If you don’t see a Goliath towering over you, examine yourself – he is growing right up through you – look in the mirror of the Ten Commandments as explained, for example, in your Small Catechism. In the mirror of God’s Law, an honest heart sees the ugliness of its sin.

You haven’t loved your neighbor as yourself. You haven’t helped your neighbor in body, possessions, and reputation. You’ve looked to your own interest and not to that of others. You’ve been sexually immoral in thought and deed. You’ve complained and spoken ill about your neighbor and even about your brothers and sisters in the Church. What you’ve given for others is a speck compared to what you do for yourself daily. You give little thought of your neighbor, let alone your enemies, whom God has commanded that you love.

You haven’t loved God will all your heart, all your mind, and all your strength. Your mind is continually on yourself.
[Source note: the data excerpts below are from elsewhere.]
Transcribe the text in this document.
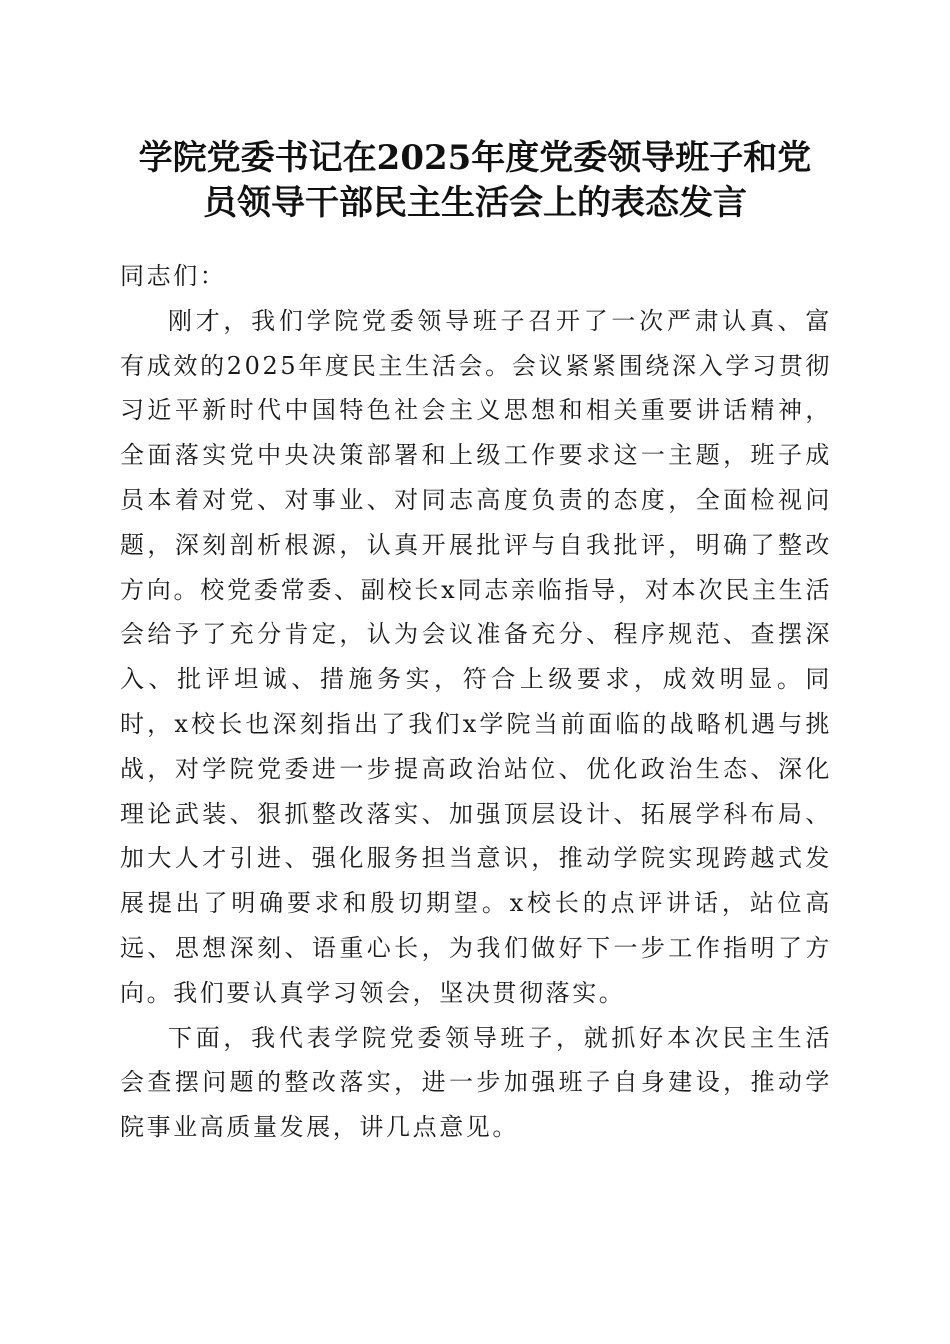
学院党委书记在2025年度党委领导班子和党
员领导干部民主生活会上的表态发言

同志们：

刚才，我们学院党委领导班子召开了一次严肃认真、富有成效的2025年度民主生活会。会议紧紧围绕深入学习贯彻习近平新时代中国特色社会主义思想和相关重要讲话精神，全面落实党中央决策部署和上级工作要求这一主题，班子成员本着对党、对事业、对同志高度负责的态度，全面检视问题，深刻剖析根源，认真开展批评与自我批评，明确了整改方向。校党委常委、副校长x同志亲临指导，对本次民主生活会给予了充分肯定，认为会议准备充分、程序规范、查摆深入、批评坦诚、措施务实，符合上级要求，成效明显。同时，x校长也深刻指出了我们x学院当前面临的战略机遇与挑战，对学院党委进一步提高政治站位、优化政治生态、深化理论武装、狠抓整改落实、加强顶层设计、拓展学科布局、加大人才引进、强化服务担当意识，推动学院实现跨越式发展提出了明确要求和殷切期望。x校长的点评讲话，站位高远、思想深刻、语重心长，为我们做好下一步工作指明了方向。我们要认真学习领会，坚决贯彻落实。

下面，我代表学院党委领导班子，就抓好本次民主生活会查摆问题的整改落实，进一步加强班子自身建设，推动学院事业高质量发展，讲几点意见。
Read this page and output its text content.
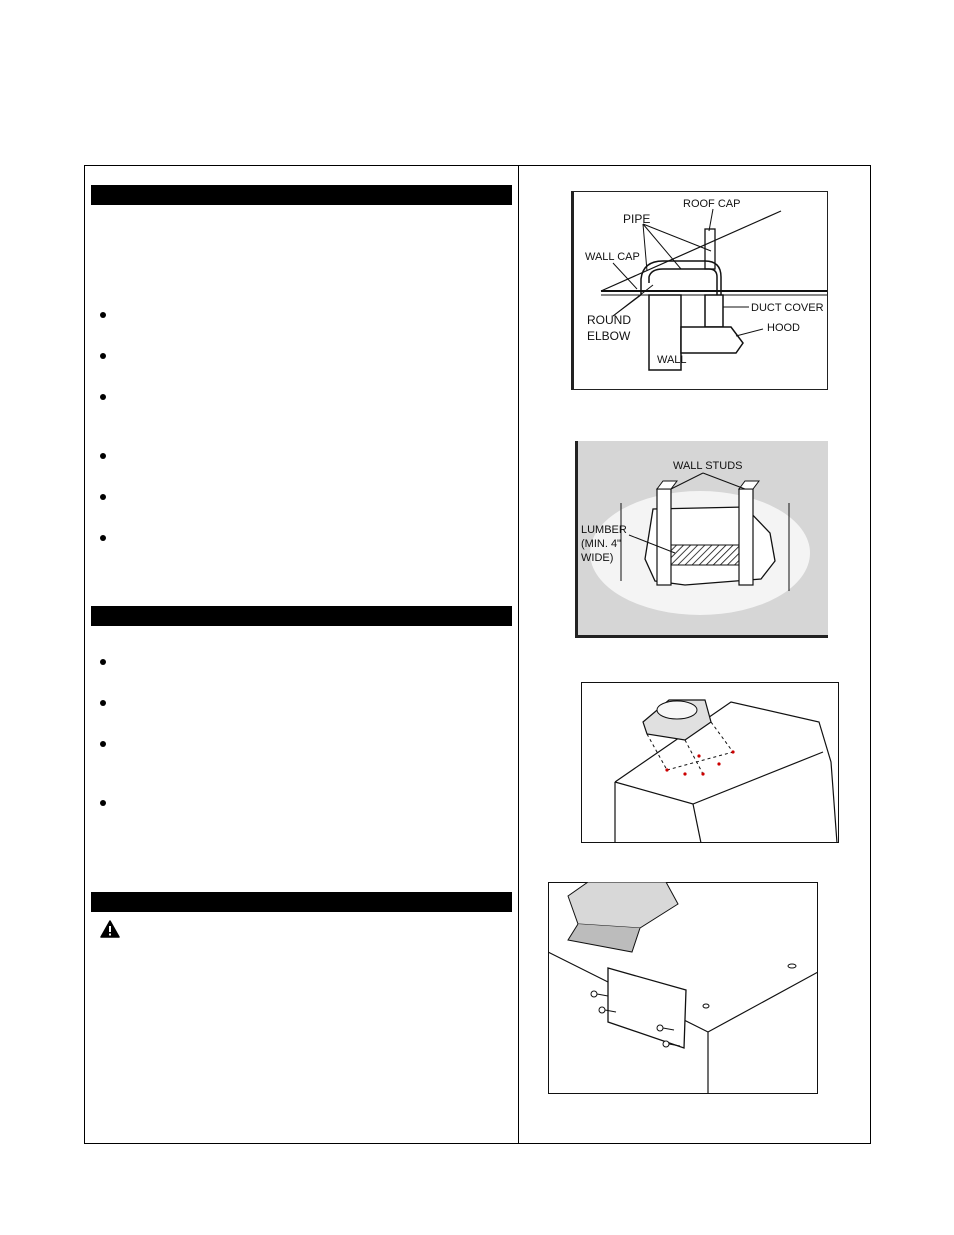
ROOF CAP
PIPE
WALL CAP
DUCT COVER
HOOD
ROUND
ELBOW
WALL
WALL STUDS
LUMBER
(MIN. 4"
WIDE)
Your worship has faltered and has been second priority to other ideals and desires. You haven’t treated God as a God. You haven’t heard His Word in such a way that you listen to it. His Word hasn’t been your love and desire.

Worst of all, brothers and sisters, we have not trusted God’s Word. We have not been a people of courage and confidence. In the face of every trouble, we doubt and deny God’s promises and love for us by fearing and shaking like the Israelites who didn’t believe that God was on the battlefield for them.
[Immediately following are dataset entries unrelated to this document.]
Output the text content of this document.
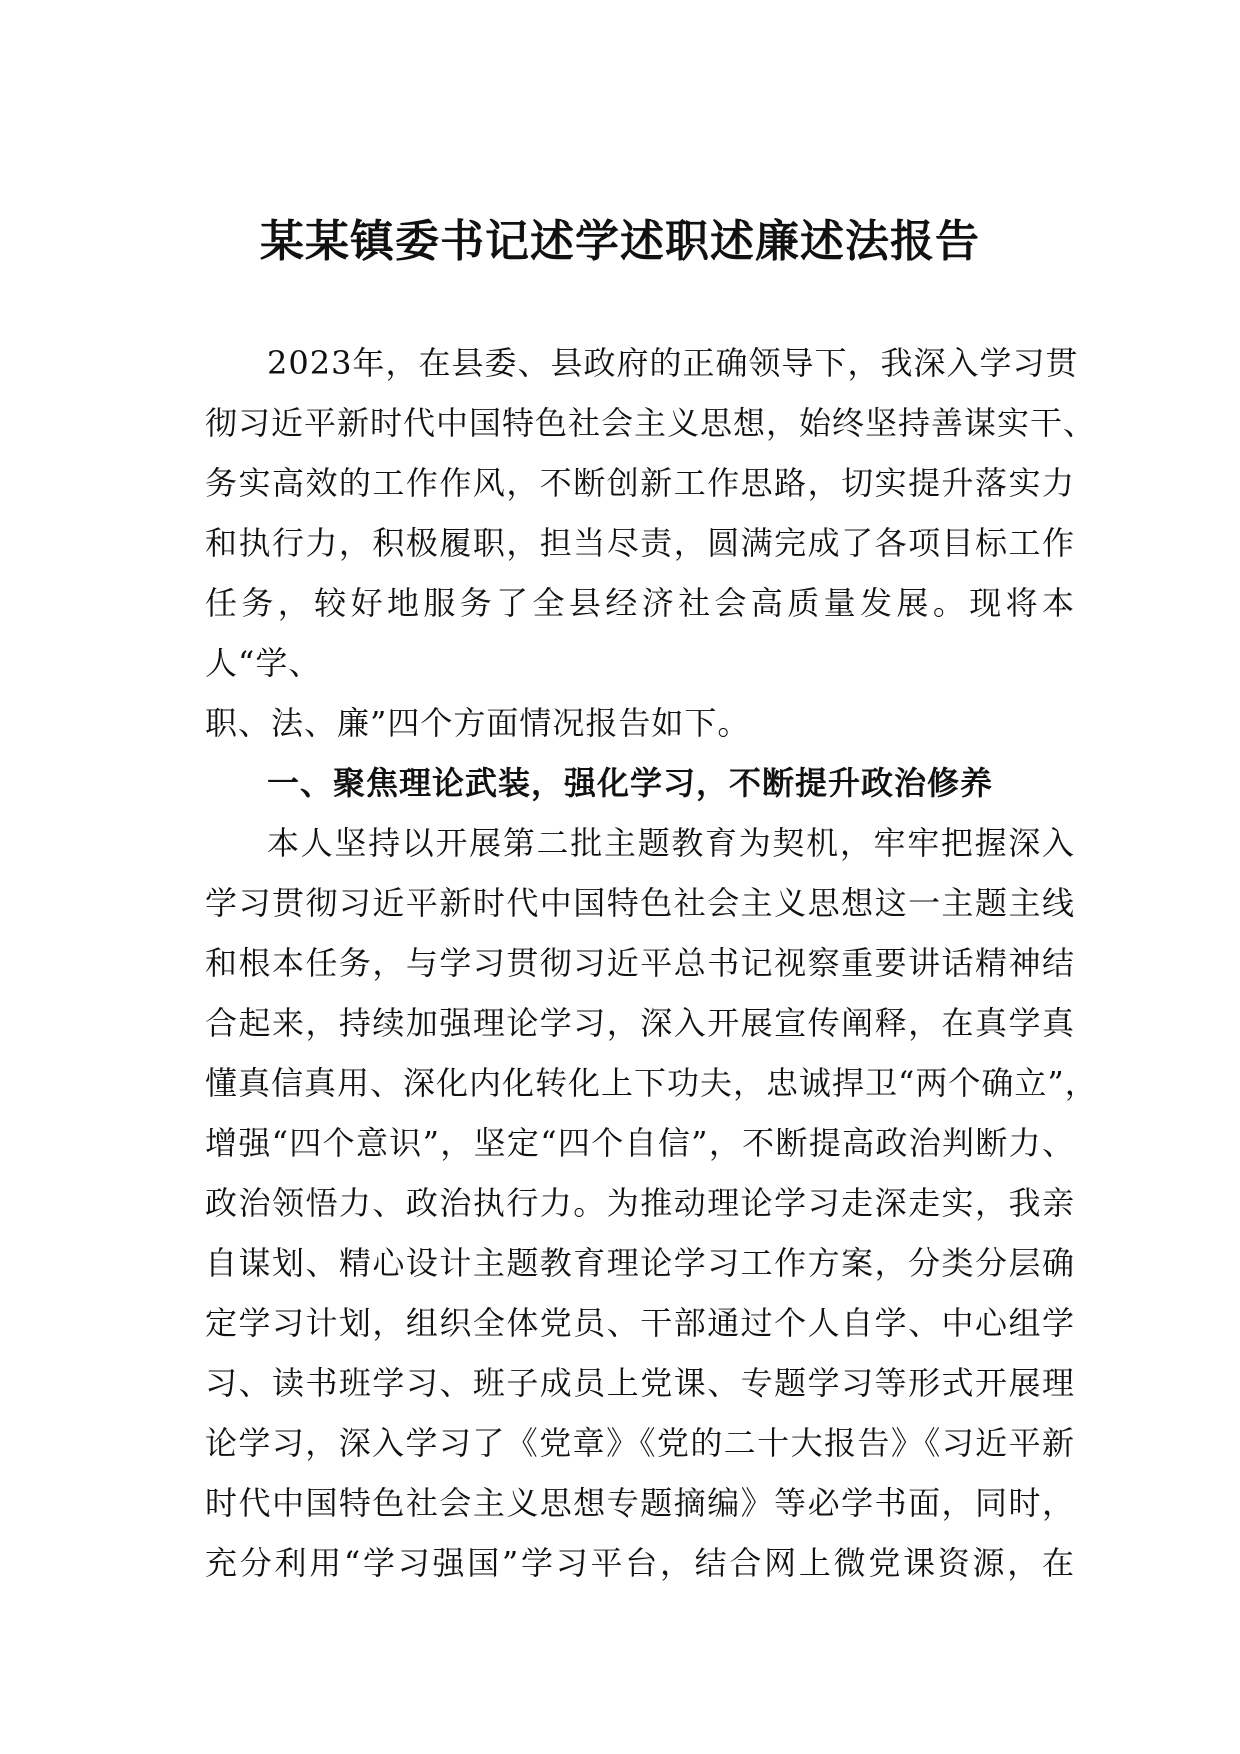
某某镇委书记述学述职述廉述法报告
2023年，在县委、县政府的正确领导下，我深入学习贯
彻习近平新时代中国特色社会主义思想，始终坚持善谋实干、
务实高效的工作作风，不断创新工作思路，切实提升落实力
和执行力，积极履职，担当尽责，圆满完成了各项目标工作
任务，较好地服务了全县经济社会高质量发展。现将本
人“学、
职、法、廉”四个方面情况报告如下。
一、聚焦理论武装，强化学习，不断提升政治修养
本人坚持以开展第二批主题教育为契机，牢牢把握深入
学习贯彻习近平新时代中国特色社会主义思想这一主题主线
和根本任务，与学习贯彻习近平总书记视察重要讲话精神结
合起来，持续加强理论学习，深入开展宣传阐释，在真学真
懂真信真用、深化内化转化上下功夫，忠诚捍卫“两个确立”，
增强“四个意识”，坚定“四个自信”，不断提高政治判断力、
政治领悟力、政治执行力。为推动理论学习走深走实，我亲
自谋划、精心设计主题教育理论学习工作方案，分类分层确
定学习计划，组织全体党员、干部通过个人自学、中心组学
习、读书班学习、班子成员上党课、专题学习等形式开展理
论学习，深入学习了《党章》《党的二十大报告》《习近平新
时代中国特色社会主义思想专题摘编》等必学书面，同时，
充分利用“学习强国”学习平台，结合网上微党课资源，在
And, above all this, the greatest Goliath, for many of you, is that you don’t believe any of this about yourself – you don’t believe yourself to be a sinner. This makes God a liar – Because, “If we say we have no sin, we deceive ourselves, and the truth is not in us” [1 John 1:8].

But in the face of all this, we should have courage. There is a battle of sin in me. But it’s a battle I need not hide my eyes from. Because no matter how big of a Goliath my sin is, it is a Goliath that has already been slain – its head is already chopped off. And death is slain. And the devil is slain. They’ve lost their heads. The battle is won.
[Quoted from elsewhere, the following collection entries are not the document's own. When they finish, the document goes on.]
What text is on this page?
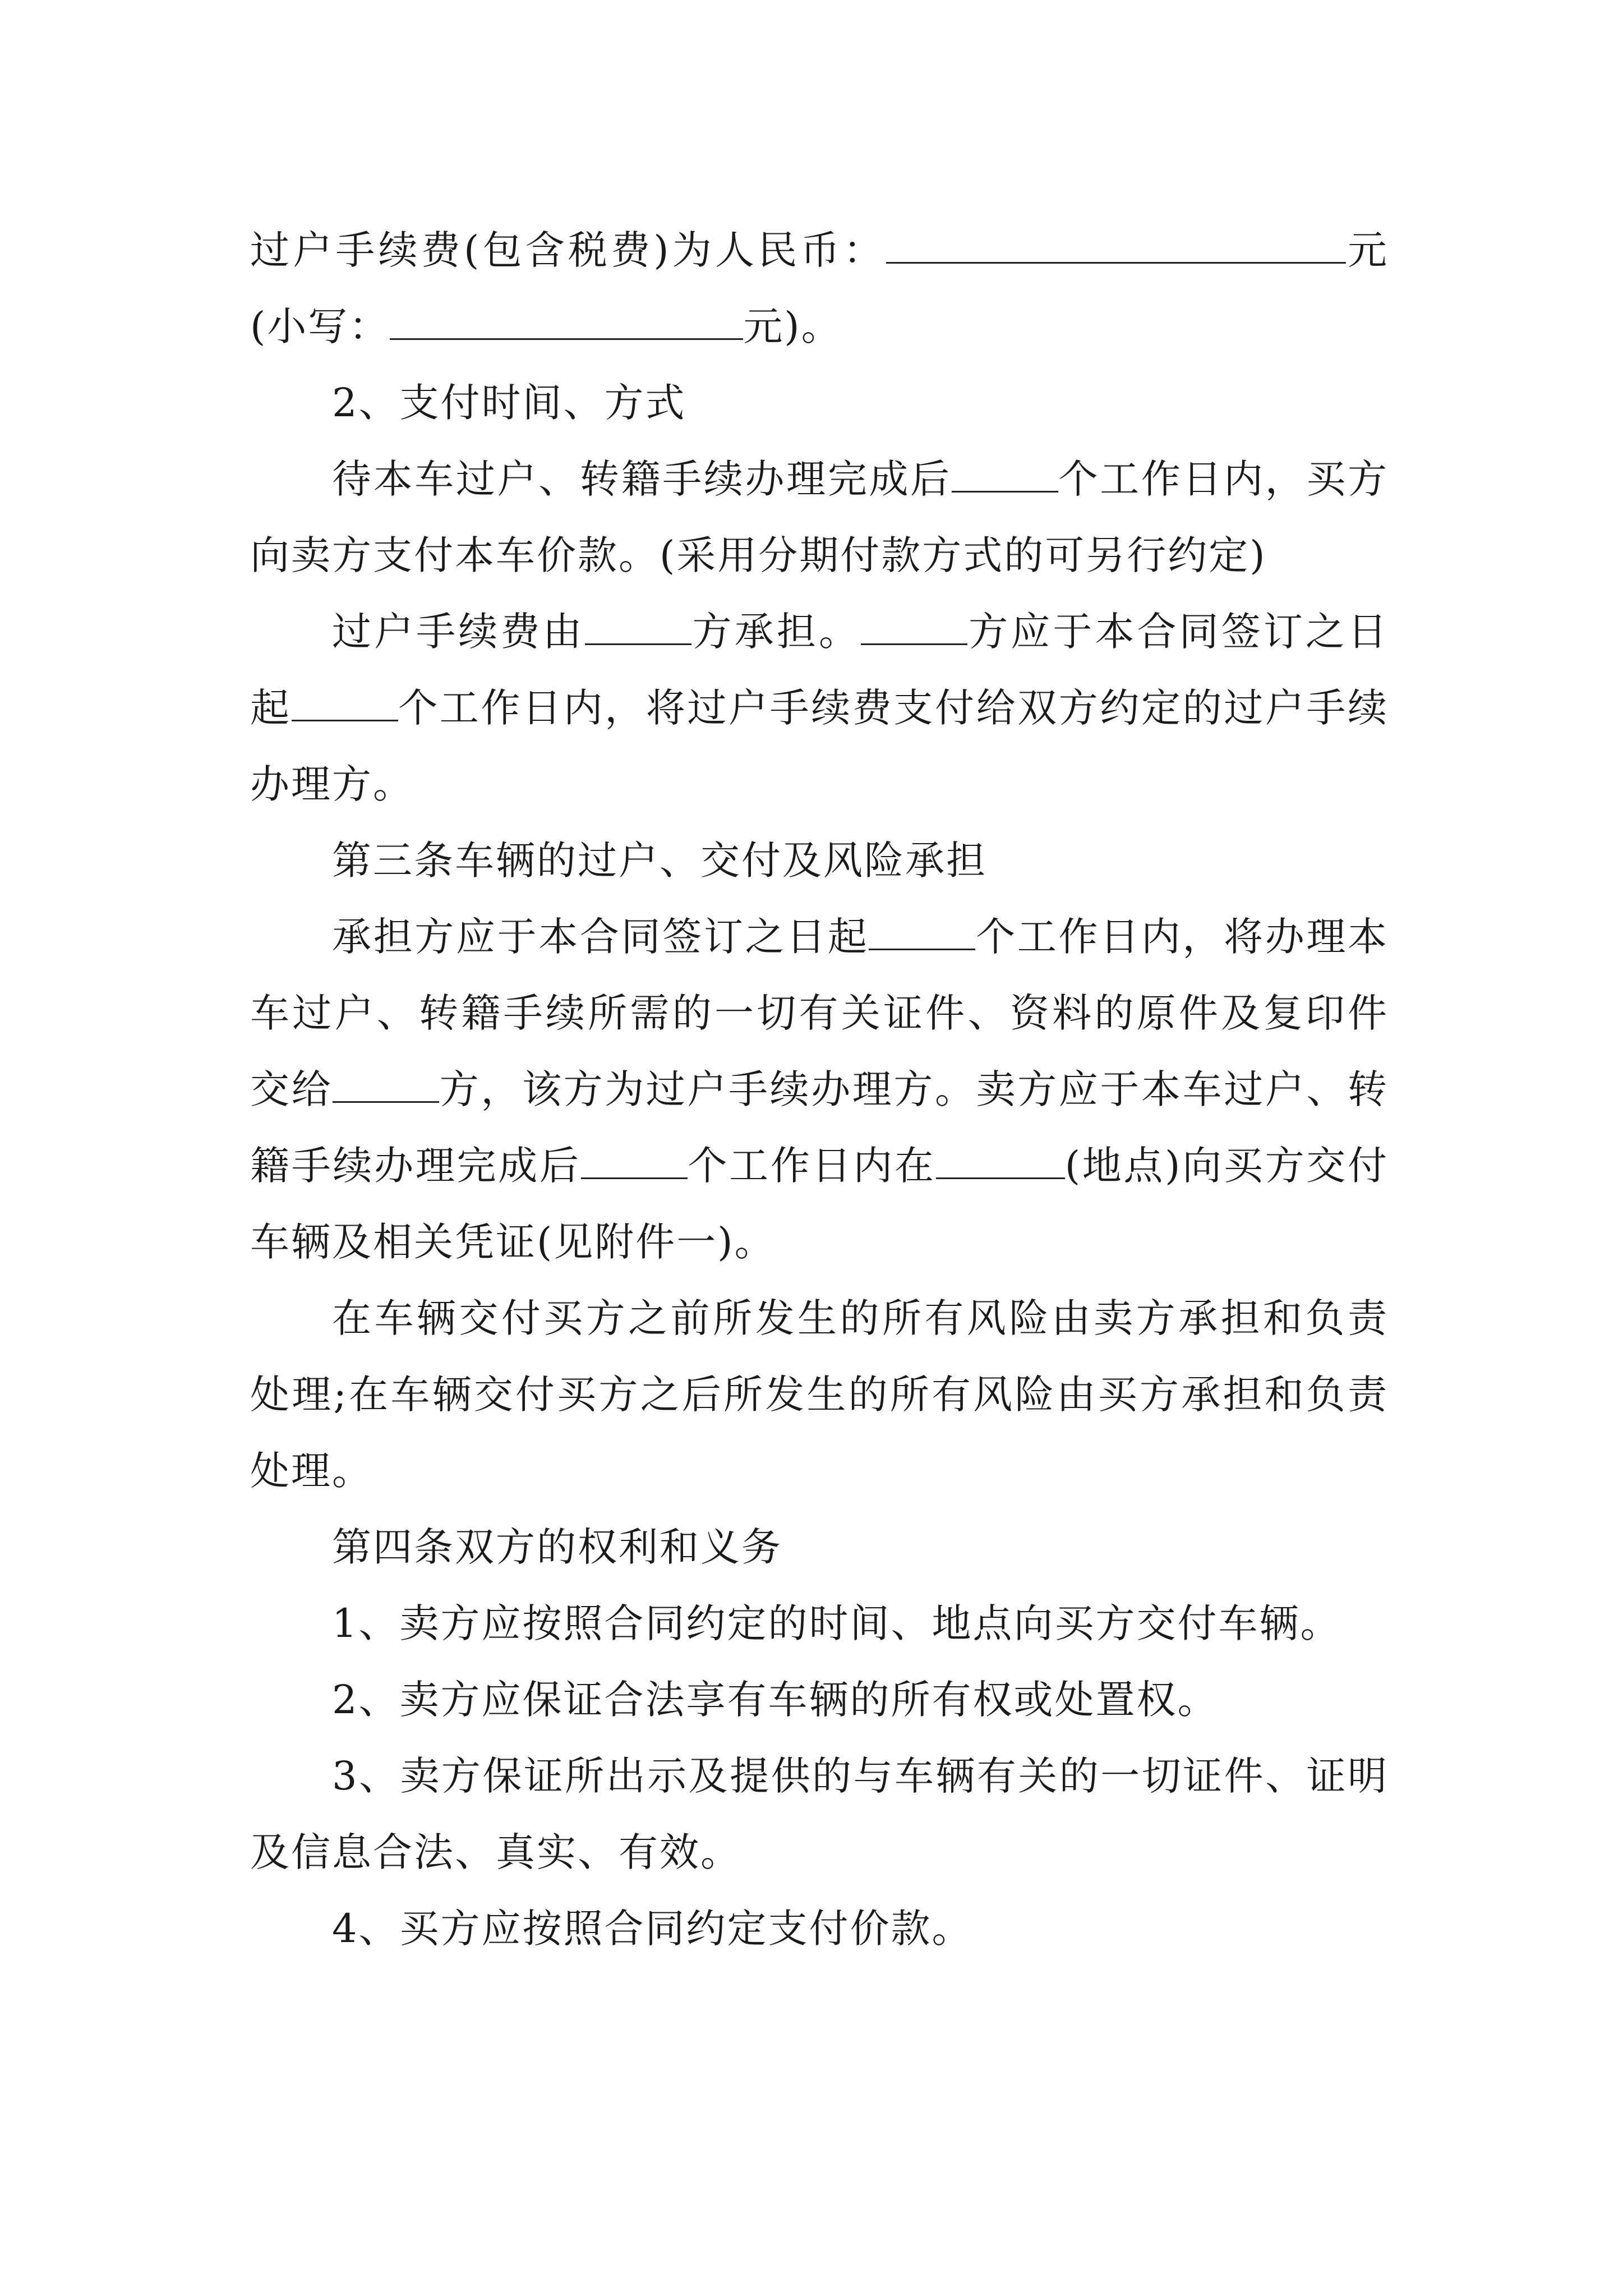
过户手续费(包含税费)为人民币：	元(小写：	元)。

2、支付时间、方式

待本车过户、转籍手续办理完成后	个工作日内，买方向卖方支付本车价款。(采用分期付款方式的可另行约定)

过户手续费由	方承担。	方应于本合同签订之日起	个工作日内，将过户手续费支付给双方约定的过户手续办理方。

第三条车辆的过户、交付及风险承担

承担方应于本合同签订之日起	个工作日内，将办理本车过户、转籍手续所需的一切有关证件、资料的原件及复印件交给	方，该方为过户手续办理方。卖方应于本车过户、转籍手续办理完成后	个工作日内在	(地点)向买方交付车辆及相关凭证(见附件一)。

在车辆交付买方之前所发生的所有风险由卖方承担和负责处理;在车辆交付买方之后所发生的所有风险由买方承担和负责处理。

第四条双方的权利和义务

1、卖方应按照合同约定的时间、地点向买方交付车辆。

2、卖方应保证合法享有车辆的所有权或处置权。

3、卖方保证所出示及提供的与车辆有关的一切证件、证明及信息合法、真实、有效。

4、买方应按照合同约定支付价款。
Jesus, your Good Shepherd, won the battle – one Soldier on behalf of all. The battlefield was the cross, and what Jesus did there was vicarious – it was on your behalf.

On the cross, Jesus took the Goliaths of sin and death right up into His own flesh. Your sin and death hung in His body and died there. And, in His hands and feet and side, just as David used Goliath’s own sword to behead Goliath, Jesus used the devil’s own nails and spear to destroy the devil. Sin, death, and the devil, God’s enemies and your Goliaths, defeated.

Sin still resides in you, but in your many battles with it, it is a headless, slain enemy. Its power is a mere façade. Because Jesus has forgiven it. His atonement has rendered sin powerless to condemn. Jesus, by His death, has forgiven you. Forgiven, you need not fear facing your sin. You can pursue it, run it down, just as the Israelites ran down the Philistine army.

What happened after the army of Israel saw their David slay Goliath? By faith in God who clearly had given them the victory, they gained courage and pursued and hunted down the remaining Philistine army.

This Lent, and always, because you see that your David, Jesus Christ, has defeated the true Goliaths, have courage therefore to face your sins and call them what they are. Even a whole army of sin in you is still defeated, atoned for, forgiven sin. Don’t be afraid, therefore, to face it for what it is. To admit it to yourself and to God. Confess sin to God as it truly is – name it and be forgiven – Because, “If we say we have no sin, we deceive ourselves and the truth is not in us. But, if we confess our sins, God is faithful and just to forgive our sins and to cleanse us from all unrighteousness” [1 John 1:8-9].

Repentance and faith because we have confidence in the One who forgives. Jesus is victorious, and His victory was vicarious – one Soldier on behalf of all. Therefore, forgiven and free, be of good courage and do not fear what you must face. Amen.